Moral Equality and Vulnerability: Towards a Relational Approach by Costanza Porro
In recent decades the question of what makes us moral equals has become the object of increasing attention. The debate on the justification, or basis, of moral equality has been dominated by theories which ground moral equality in the possession of some capacities, typically identified in psychological capacities related to the ability to be autonomous agents.While these theories have already been the object of criticism, in this paper I argue that the concept of vulnerability can be used to formulate a further objection to them. Like many other parts of liberal moral and political philosophy, such as social contract theory, this debate is also vitiated by a conception of the person centred around self-sufficiency and independence. As theories of relational autonomy have emphasised in recent years, the development and maintenance of autonomy depend on participating in relationships of mutual recognition and respect. Therefore, grounding moral equality in the capacity to be an autonomous agent, which is not a natural datum but itself depends on the existence of certain social arrangements and relationships, appears problematic.
Besides providing a critical tool of existing accounts, the concept of vulnerability has also played a positive role in developing an alternative account of the grounds of moral equality. Andrea Sangiovanni has proposed a relational account of the basis of moral equality which, unlike traditional accounts which ground moral equality in an intrinsic property of individuals, looks at the domain of relationships. He argues that our commitment to moral equality is based upon the wrongness of inequality. In his view, certain modes of inferiorising treatment, such as dehumanisation and stigmatisation, are to be rejected because our sense of self is vulnerable to these attacks. The fact of vulnerability is therefore the reason for opposing inequality, which in turn justifies moral equality.
Like Sangiovanni, I also propose a vulnerability-centred account of the basis of moral equality.

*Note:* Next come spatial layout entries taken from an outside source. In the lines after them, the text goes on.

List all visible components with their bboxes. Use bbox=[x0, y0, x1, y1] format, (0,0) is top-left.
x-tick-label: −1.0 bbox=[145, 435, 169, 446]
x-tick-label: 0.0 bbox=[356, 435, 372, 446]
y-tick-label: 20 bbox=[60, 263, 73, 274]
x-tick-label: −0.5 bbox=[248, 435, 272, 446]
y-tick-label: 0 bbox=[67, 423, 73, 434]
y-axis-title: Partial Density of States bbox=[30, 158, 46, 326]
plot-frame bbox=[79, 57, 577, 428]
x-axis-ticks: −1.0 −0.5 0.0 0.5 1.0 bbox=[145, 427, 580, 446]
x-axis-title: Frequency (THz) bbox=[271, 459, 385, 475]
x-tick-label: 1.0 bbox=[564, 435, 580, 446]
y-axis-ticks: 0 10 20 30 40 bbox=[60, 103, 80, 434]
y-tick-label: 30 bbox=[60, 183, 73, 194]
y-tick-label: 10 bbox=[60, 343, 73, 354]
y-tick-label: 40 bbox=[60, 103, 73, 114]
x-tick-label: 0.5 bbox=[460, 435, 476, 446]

However, in this paper I argue that his account is incomplete because vulnerability should not only be understood under a negative light and described as a feature that makes our sense of self susceptible to certain harms. Instead, elaborating on some recent literature on vulnerability, I focus on the fact that vulnerability is also constitutive of very many valuable moral and political relationships, such as those of love, care, mutual recognition and respect. I argue that our commitment to moral equality is justified by the value of these relationships, together with the wrongness and harms of inequality, because only when and if and we treat each other as moral equals we can be part of relationships of love, care, mutual recognition and respect. My aim is to develop a relational account of the basis of moral equality, which fully captures the significance of vulnerability and is immune to the objections moved against traditional accounts and the criticisms of Sangiovanni’s relational proposal.